On the argument that there will still be judicial discretion as to whether a tribunal judge should sit alone or with lay members, the tribunal judges will be under their own pressures. They will be under pressure to keep costs down and to get the throughput of cases. I suspect that a tribunal judge who allows too many full-panel sittings will be called by the regional chairman and asked why his productivity statistics are lower than other people’s.

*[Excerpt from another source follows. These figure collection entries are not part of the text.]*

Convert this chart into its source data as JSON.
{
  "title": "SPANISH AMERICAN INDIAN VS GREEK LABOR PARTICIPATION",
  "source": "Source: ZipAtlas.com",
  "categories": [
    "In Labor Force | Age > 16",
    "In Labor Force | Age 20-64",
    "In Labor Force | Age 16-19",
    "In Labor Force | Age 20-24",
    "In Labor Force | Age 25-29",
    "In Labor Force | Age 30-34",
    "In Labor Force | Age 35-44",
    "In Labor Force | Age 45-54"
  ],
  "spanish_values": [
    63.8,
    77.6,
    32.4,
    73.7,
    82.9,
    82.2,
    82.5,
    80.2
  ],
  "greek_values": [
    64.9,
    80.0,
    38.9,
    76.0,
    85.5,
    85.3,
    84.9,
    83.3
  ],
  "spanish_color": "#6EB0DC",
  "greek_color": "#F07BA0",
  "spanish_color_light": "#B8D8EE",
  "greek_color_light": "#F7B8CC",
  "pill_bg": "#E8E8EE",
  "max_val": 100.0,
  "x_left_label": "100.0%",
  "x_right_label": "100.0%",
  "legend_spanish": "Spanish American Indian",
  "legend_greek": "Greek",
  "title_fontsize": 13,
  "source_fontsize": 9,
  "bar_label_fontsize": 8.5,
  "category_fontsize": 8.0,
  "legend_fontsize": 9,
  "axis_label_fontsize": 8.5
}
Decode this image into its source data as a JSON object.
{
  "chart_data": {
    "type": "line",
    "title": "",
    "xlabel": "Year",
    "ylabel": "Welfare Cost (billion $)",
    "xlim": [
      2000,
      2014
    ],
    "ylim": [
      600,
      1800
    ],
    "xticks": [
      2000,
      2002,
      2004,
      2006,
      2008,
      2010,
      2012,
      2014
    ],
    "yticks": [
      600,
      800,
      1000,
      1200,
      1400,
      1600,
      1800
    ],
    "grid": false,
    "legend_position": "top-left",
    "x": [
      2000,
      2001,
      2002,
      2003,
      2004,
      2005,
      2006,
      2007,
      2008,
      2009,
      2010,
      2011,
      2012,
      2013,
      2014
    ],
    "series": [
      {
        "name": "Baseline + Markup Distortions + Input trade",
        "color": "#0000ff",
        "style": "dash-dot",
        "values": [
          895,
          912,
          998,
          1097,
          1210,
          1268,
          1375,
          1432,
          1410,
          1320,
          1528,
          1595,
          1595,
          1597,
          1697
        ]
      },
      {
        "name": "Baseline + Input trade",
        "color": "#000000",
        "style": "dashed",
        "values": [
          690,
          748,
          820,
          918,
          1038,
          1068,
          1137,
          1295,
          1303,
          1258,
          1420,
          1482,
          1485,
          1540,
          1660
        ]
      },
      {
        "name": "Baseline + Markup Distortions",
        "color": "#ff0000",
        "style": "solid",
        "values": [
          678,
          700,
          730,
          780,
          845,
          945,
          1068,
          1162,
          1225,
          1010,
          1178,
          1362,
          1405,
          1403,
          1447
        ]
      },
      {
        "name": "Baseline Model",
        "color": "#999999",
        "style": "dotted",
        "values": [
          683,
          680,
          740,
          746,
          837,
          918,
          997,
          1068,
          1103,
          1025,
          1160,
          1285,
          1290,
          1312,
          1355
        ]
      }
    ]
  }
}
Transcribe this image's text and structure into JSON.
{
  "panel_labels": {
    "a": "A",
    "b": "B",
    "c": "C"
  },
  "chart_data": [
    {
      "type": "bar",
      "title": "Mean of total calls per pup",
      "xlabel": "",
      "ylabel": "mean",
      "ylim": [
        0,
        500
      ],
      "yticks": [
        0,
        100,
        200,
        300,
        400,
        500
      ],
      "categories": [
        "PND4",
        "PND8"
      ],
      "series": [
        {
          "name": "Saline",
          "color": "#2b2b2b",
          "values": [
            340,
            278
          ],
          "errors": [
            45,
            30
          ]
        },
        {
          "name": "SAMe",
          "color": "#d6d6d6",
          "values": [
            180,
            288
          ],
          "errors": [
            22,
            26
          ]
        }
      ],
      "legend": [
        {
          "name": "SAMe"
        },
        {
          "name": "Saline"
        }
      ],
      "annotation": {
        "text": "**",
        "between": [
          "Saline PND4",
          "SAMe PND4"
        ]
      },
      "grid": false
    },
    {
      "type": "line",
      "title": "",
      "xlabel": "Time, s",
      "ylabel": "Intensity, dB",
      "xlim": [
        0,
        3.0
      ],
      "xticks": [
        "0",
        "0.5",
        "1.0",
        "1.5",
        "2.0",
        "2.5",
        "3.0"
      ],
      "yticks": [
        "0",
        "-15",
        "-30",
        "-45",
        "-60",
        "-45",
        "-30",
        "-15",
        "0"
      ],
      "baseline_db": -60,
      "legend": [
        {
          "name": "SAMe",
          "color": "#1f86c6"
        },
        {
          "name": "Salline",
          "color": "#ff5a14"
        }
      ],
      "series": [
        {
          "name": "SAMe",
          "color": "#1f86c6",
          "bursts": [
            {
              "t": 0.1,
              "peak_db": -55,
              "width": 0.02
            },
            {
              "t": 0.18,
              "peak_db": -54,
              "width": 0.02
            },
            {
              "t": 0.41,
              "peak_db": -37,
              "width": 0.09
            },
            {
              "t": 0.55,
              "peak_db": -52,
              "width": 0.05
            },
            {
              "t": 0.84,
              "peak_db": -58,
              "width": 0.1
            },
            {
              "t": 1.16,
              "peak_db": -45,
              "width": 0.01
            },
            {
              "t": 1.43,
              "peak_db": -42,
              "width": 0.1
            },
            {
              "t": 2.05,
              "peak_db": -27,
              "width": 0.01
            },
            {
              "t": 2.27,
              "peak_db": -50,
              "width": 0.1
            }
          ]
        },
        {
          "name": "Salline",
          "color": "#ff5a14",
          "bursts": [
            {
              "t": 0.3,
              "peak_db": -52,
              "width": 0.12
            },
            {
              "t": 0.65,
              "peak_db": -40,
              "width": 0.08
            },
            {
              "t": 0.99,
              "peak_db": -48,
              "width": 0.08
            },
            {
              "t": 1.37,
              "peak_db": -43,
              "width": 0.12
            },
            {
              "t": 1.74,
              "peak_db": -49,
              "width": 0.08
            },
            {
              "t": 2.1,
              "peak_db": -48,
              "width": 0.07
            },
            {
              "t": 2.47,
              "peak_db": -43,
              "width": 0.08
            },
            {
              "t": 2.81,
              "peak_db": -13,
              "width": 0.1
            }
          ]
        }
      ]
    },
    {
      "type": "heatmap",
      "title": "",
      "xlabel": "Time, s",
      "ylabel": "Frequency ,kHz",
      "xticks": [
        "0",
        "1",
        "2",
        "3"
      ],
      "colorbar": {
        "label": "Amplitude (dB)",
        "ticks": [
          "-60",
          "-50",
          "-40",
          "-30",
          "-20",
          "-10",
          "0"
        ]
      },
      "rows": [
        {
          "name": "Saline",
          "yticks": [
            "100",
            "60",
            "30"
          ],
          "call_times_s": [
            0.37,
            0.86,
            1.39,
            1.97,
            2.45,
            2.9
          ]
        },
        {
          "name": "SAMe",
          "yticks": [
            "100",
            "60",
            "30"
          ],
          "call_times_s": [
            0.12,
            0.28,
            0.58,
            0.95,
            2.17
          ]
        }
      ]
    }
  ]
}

I worry seriously that at the same time as employment rights are being reduced—we may well see them further reduced—the concept of the industrial jury is under attack. One cannot have a concept of an industrial jury unless two lay members representing the two participating sides of industry are also representatives on those tribunals. Anybody with experience of dealing with unfair dismissal cases knows how, in the majority of cases, they can be very fact heavy, very contested, very emotional and very influenced by what is reasonable or normal practice in that industrial context. An intellectually brilliant employment tribunal judge may not have an understanding of what is ongoing or normal industrial practice in a particular industry.